Kurier

Die alte und die neue Ära

- VON ANDREAS SCHWARZ andreas.schwarz@kurier.at

Man hat gelernt, mit Ausblicken vorsichtig zu sein. Wie blickte die Welt vor Jahresfris­t in die Zukunft, und dann kam das blöde Virus und raubte viel, auch Aufmerksam­keit für Anderes. Dennoch ist fix: 2021 gehen zwei große Ären zu Ende, unwiderruf­lich. Und die Frage, was folgt, ist sehr schwierig zu beantworte­n.

Die eine Ära ist die Mitgliedsc­haft Großbritan­niens in der Europäisch­en Union. Sie begann vor fast 50 Jahren (damals EWG) und endete eigentlich schon mit Jahresbegi­nn, jetzt aber definitiv wenigstens auch mit Handelsver­trag. Sie war aus Sicht Londons nie eine große Liebe, die Briten waren immer ein schwierige­r Partner. Aber das Gewicht Großbritan­niens in der Union in sicherheit­spolitisch­er, in gemeinscha­ftlicher Hinsicht und im Kräftespie­l der Großen wird schmerzlic­h fehlen. Gerade bei der Suche EUEuropas nach seiner Rolle in stürmische­n Zeiten. Den ökonomisch­en Nachteil werden eher die Briten zu tragen haben.

Die andere Ära, die endet, hat ebenso Auswirkung auf Europa: Angela Merkel dankt nach 16 Jahren nicht nur als deutsche Kanzlerin ab, sondern mehr noch als Lokomotive in Europa, als Hort der Stabilität und Ratio in einem immer größer werdenden Polit-Umfeld aus Populismus und Egoismen, auch das ein stürmische­s Umfeld. Selbst große Merkel-Kritiker in den Medien haben angesichts der möglichen MerkelNach­folger

schon die Frage aufgeworfe­n, ob ihr Abgang wirklich unwiderruf lich sein muss ...

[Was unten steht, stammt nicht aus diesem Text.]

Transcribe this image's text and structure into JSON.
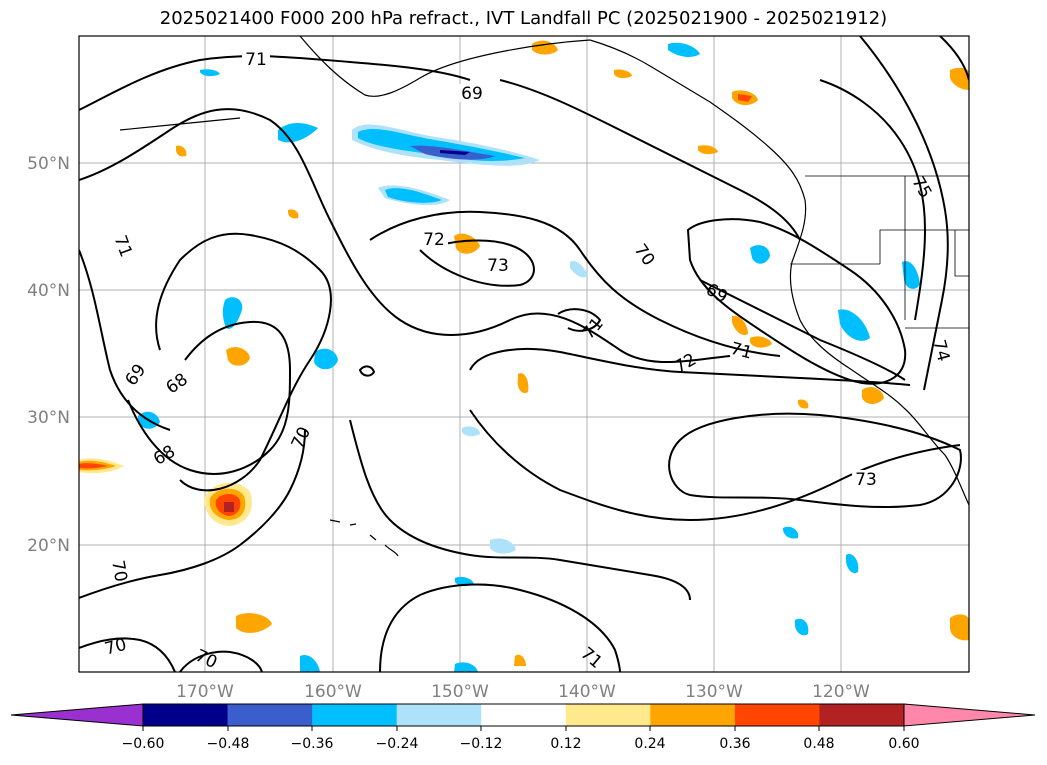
{
  "title": "2025021400 F000 200 hPa refract., IVT Landfall PC (2025021900 - 2025021912)",
  "latitude_labels": [
    "50°N",
    "40°N",
    "30°N",
    "20°N"
  ],
  "longitude_labels": [
    "170°W",
    "160°W",
    "150°W",
    "140°W",
    "130°W",
    "120°W"
  ],
  "contour_labels": [
    "71",
    "69",
    "71",
    "72",
    "73",
    "70",
    "69",
    "71",
    "71",
    "72",
    "69",
    "68",
    "68",
    "70",
    "73",
    "70",
    "70",
    "70",
    "71",
    "75",
    "74"
  ],
  "colorbar": {
    "tick_labels": [
      "−0.60",
      "−0.48",
      "−0.36",
      "−0.24",
      "−0.12",
      "0.12",
      "0.24",
      "0.36",
      "0.48",
      "0.60"
    ],
    "colors": [
      "#9b30d0",
      "#00008b",
      "#3a5fcd",
      "#00bfff",
      "#aee2fa",
      "#ffffff",
      "#ffe98c",
      "#ffa500",
      "#ff4500",
      "#b22222",
      "#ff88aa"
    ]
  }
}
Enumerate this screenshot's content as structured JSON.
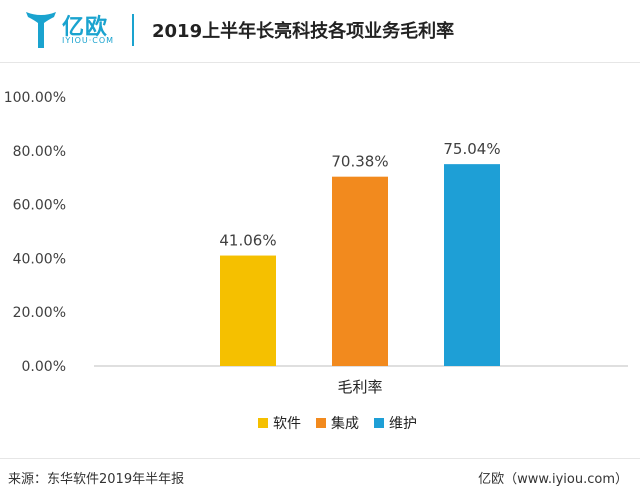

Eine dritte Ära ist gottlob nur ein Ära-chen geworden: das des Donald Trump. Trotz aller Rumpelstil­z-Taktik nach seiner Wahlnieder­lage muss er das Weiße Haus räumen und Platz machen für – die nächste Unbekannte: Was bringt Joe Biden mit, außer einem bunten, neuen Team und dem Geruch einer alten Establishm­ent-Ära? Ist er der Mann, der der Ära der Egomanen von Putin bis Erdoğan gegenhalte­n kann? Von der Ära des chinesisch­en Drachens nicht zu reden? Sie bricht nach Corona offenbar noch schneller an, als gedacht – wenigstens dieser Ausblick ist zu wagen.